Sebenarnya fenomena ini tidak hanya berlaku dalam dunia medis, tapi juga dalam kehidupan sehari-hari. Ambil contoh gejala penumpang KRL Jabodetabek yang suka nangkring di atas gerbong. Perilaku ini sudah banyak menimbulkan korban jiwa, baik karena terjatuh ataupun karena tersengat listrik tegangan tinggi. Walaupun demikian, para penumpang nekat tak juga kapok.
Berbagai cara dilakukan untuk mengatasinya, mulai dengan mengusir dengan tongkat rotan, menyemprot dengan cat, bahkan ada ide untuk memasang palang kayu. Tapi hampir semuanya tidak berhasil. Apa pasal? Karena tujuan pengobatan hanya untuk mengatasi gejala ‘nangkring di atas atap’.
Baru setelah naik Direktur KAI yang baru yang belakangan menjadi Menteri Perhubungan, pengobatan diarahkan juga ke penyebab penumpang nangkring di atas gerbong. Beberapa yang bisa saya amati adalah:
- Menghapus sistem kelas ekonomi dan kelas express. Semua KRL harus singgah di setiap stasiun. Dulu, kelas eksekutif hanya singgah di stasiun tertentu dan memaksa KRL kelas ekonomi untuk ngetem di stasiun antara untuk memberikan jalan ke KRL kelas express lewat.

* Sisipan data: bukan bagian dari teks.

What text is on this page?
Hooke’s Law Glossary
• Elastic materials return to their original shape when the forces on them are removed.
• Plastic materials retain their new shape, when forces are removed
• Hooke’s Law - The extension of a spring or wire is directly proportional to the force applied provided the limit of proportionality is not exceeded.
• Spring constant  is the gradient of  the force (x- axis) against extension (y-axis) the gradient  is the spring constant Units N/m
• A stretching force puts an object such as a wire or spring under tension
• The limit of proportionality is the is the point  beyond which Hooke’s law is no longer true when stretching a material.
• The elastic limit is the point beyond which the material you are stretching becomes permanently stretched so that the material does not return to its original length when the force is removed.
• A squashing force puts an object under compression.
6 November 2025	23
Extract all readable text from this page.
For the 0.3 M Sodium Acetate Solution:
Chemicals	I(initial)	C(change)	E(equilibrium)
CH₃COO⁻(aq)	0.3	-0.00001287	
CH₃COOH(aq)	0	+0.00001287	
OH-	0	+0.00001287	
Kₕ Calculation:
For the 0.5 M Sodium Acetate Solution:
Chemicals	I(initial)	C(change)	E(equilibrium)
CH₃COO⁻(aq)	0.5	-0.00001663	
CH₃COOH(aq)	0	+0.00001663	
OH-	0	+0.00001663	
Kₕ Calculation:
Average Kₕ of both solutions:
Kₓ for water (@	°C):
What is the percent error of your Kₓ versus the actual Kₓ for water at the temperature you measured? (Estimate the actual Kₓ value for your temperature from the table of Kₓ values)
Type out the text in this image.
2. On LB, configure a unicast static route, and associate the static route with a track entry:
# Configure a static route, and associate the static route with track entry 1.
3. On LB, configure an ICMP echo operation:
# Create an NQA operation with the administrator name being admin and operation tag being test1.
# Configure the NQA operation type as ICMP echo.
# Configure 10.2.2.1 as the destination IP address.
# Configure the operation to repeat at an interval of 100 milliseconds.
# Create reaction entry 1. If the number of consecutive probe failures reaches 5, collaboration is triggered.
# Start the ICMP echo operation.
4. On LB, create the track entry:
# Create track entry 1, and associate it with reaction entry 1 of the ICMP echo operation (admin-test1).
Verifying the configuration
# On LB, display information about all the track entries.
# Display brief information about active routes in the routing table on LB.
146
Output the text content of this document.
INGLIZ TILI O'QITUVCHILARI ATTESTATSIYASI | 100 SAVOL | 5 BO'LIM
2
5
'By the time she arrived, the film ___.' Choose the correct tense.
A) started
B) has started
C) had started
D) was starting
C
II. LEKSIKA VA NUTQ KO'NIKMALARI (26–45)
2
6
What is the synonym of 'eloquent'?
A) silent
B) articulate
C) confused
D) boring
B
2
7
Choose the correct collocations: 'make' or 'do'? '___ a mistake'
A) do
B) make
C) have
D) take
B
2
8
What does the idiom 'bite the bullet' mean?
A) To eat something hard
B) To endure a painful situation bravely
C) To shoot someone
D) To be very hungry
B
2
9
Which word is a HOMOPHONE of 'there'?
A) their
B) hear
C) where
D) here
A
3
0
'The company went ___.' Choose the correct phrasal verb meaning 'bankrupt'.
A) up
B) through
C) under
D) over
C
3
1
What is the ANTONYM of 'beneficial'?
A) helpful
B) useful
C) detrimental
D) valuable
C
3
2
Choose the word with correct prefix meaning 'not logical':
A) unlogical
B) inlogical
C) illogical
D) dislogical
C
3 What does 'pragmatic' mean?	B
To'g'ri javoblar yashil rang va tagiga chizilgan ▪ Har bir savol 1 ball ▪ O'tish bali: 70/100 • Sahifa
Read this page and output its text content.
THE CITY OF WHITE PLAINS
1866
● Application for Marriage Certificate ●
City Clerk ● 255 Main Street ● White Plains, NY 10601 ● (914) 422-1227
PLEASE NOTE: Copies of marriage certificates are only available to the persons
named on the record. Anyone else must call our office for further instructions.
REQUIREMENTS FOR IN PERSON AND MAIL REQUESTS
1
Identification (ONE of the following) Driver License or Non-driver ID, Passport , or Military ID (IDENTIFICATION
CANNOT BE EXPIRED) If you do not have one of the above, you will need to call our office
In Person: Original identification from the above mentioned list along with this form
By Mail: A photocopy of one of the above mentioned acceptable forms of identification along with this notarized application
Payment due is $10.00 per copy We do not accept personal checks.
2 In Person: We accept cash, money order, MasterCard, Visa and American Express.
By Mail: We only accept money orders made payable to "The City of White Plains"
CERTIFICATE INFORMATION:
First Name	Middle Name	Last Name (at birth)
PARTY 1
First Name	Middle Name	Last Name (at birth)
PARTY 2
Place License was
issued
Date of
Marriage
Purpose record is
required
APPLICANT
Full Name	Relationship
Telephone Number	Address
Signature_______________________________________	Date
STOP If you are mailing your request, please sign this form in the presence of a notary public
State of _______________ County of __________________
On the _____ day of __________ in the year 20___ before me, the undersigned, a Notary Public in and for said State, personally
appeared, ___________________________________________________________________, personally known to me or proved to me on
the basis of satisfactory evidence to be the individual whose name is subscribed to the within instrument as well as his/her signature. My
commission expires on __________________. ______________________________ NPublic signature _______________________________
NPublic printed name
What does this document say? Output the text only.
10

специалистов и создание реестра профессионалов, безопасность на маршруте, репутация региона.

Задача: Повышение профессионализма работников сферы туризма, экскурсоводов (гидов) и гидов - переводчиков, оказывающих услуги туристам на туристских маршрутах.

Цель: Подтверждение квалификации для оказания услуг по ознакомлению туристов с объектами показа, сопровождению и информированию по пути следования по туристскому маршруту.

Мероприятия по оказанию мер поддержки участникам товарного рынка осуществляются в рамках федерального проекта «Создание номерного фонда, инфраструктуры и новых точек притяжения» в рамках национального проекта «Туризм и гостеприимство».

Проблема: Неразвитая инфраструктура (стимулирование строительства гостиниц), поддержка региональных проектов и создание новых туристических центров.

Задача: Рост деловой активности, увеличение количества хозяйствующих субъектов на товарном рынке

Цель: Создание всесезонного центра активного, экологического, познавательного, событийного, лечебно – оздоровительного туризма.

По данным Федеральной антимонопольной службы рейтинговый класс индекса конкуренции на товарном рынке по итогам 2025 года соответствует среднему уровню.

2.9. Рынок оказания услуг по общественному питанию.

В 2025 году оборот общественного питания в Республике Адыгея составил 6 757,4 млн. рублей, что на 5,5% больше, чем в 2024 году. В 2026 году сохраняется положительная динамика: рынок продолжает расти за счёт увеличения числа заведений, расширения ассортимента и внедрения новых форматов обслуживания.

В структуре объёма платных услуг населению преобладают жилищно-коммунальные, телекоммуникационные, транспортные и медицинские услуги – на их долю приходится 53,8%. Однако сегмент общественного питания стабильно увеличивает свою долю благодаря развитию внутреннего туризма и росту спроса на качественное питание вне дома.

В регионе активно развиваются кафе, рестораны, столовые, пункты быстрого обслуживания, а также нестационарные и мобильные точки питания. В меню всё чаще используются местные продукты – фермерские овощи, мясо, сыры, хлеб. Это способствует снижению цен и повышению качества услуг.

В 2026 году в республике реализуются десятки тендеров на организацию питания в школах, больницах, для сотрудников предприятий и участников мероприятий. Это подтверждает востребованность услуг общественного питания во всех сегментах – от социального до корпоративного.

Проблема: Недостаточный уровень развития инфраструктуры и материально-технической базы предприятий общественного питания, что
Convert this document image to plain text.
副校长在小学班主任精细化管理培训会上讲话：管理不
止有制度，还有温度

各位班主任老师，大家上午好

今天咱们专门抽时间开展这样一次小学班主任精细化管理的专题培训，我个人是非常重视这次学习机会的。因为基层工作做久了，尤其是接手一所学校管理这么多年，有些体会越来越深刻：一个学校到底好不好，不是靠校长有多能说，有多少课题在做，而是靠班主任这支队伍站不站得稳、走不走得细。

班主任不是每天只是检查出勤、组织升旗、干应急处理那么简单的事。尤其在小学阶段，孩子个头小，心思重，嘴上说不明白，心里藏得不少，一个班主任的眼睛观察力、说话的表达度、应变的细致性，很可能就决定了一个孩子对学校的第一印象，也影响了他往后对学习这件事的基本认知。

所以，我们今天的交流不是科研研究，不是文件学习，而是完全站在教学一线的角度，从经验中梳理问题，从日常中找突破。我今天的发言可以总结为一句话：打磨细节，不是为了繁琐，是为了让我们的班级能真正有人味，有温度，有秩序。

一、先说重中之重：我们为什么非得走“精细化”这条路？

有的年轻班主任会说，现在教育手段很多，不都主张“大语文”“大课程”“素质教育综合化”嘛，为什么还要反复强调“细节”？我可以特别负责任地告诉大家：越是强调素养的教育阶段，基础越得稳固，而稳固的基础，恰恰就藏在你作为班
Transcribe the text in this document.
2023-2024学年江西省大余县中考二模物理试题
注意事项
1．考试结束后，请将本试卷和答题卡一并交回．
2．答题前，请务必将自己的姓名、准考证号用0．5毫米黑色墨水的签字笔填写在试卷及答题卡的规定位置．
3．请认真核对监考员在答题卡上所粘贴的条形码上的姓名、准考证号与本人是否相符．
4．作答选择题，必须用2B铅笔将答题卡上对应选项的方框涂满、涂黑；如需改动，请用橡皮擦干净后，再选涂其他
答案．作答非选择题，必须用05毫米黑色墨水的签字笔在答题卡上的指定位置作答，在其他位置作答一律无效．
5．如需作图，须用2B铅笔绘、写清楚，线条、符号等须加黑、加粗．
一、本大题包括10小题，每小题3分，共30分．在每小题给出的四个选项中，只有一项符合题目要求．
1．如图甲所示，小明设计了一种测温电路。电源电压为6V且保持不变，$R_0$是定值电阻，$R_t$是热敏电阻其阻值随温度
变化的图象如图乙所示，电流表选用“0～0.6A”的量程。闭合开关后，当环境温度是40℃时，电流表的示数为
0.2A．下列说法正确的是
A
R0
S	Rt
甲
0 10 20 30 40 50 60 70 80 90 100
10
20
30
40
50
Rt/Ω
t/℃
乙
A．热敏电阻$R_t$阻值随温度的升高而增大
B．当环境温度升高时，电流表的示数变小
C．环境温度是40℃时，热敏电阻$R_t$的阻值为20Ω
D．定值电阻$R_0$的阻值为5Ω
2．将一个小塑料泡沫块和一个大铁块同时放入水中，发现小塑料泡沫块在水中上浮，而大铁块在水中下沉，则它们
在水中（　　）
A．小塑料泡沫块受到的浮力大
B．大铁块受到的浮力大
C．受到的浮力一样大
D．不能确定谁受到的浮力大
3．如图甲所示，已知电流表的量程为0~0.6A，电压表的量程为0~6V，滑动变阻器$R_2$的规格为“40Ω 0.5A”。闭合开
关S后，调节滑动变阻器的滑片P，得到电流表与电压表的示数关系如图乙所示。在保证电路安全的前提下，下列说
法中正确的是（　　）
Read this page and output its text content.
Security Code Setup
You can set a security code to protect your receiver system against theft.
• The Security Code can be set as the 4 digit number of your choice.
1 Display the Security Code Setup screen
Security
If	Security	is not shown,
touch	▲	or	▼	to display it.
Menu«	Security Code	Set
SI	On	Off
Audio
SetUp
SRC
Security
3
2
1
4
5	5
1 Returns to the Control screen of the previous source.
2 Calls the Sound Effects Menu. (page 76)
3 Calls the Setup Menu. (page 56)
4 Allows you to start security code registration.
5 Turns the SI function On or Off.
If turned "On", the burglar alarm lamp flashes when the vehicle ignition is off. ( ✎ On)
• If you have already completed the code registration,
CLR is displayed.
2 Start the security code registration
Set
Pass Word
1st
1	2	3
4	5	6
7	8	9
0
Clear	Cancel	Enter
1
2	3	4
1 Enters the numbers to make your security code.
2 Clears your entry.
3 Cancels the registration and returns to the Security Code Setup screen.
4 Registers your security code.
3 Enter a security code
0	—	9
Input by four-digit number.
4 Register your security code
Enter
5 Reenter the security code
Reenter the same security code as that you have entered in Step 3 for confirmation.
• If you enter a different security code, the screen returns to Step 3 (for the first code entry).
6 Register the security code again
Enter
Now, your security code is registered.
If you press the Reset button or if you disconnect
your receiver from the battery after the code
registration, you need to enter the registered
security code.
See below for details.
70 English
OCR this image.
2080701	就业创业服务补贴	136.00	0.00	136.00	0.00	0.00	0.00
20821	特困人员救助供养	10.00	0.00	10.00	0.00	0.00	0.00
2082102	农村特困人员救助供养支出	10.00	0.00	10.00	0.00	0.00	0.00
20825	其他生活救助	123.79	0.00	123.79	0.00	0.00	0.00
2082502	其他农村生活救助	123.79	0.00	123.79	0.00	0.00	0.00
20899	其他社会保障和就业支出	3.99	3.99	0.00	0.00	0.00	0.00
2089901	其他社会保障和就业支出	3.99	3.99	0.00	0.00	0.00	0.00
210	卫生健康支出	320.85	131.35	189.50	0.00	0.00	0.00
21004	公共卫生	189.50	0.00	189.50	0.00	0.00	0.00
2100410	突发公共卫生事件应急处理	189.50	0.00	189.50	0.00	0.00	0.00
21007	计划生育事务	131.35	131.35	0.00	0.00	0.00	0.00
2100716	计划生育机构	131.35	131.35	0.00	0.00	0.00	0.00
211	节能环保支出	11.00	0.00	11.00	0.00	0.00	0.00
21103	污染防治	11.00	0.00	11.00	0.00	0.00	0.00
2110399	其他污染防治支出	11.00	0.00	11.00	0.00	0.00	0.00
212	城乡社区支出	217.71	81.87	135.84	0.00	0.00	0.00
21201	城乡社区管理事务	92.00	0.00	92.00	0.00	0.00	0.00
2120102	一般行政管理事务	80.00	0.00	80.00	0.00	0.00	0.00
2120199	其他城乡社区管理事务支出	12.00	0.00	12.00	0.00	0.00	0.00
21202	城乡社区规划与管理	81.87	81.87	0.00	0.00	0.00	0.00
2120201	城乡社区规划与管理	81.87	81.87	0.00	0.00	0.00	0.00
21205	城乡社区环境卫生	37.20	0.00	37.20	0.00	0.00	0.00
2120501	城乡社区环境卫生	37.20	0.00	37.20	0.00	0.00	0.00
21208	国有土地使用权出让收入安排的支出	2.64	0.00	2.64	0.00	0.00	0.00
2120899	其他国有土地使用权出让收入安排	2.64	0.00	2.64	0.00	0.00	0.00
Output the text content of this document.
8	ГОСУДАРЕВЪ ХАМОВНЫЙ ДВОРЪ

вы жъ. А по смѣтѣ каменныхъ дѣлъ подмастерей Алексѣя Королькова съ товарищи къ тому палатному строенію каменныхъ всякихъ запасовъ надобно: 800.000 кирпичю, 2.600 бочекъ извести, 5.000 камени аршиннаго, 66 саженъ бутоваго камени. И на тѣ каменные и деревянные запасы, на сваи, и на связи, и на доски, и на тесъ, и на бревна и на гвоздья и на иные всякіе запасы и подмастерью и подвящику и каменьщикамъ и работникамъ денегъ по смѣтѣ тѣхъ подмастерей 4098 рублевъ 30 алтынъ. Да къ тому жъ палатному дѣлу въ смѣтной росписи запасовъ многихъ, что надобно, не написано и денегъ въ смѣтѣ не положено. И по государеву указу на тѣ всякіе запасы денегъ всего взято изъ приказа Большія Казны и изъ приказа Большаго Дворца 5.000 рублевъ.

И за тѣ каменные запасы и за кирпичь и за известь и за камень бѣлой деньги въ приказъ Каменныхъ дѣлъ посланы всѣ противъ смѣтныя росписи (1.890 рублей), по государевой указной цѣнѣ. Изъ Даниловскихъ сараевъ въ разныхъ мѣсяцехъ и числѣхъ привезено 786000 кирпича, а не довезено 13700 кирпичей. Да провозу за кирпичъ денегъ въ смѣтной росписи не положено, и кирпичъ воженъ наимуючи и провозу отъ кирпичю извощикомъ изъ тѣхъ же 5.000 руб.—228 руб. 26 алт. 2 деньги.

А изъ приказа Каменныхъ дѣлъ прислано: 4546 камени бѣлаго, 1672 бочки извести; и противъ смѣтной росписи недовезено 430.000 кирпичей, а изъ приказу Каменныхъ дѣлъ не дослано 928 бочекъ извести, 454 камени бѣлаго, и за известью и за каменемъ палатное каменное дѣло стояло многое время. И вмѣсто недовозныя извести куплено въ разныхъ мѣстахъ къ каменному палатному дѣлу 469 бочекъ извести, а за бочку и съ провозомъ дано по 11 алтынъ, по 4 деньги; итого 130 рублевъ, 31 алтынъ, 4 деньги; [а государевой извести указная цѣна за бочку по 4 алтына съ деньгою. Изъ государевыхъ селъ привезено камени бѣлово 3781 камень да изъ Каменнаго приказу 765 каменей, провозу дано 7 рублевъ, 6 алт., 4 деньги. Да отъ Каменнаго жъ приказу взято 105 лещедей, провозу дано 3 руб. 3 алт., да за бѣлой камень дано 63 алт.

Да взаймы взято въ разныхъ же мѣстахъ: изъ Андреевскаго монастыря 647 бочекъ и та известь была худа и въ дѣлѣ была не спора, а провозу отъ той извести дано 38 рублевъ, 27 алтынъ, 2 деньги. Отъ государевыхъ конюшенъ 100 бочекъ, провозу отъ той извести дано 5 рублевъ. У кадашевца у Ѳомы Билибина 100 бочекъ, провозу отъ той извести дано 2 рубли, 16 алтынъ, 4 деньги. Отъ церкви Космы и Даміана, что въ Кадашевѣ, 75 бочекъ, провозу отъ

- Pedagang kaki lima dilarang berjualan di dalam stasiun.
- Hanya orang yang memiliki karcis / kartu yang boleh masuk stasiun.
- Membuat sistem tiket elektronik.
- Tidak ada lagi KRL yang tidak berpintu dan tidak ber AC.
- Mengatur rute dan jadwal sehingga keberangkatan kereta menjadi lebih sering.
Bagaimana dengan hasilnya? Bisa kita lihat sekarang, tak ada lagi penumpang di atap gerbong dan perjalanan dengan KRL sudah lebih nyaman.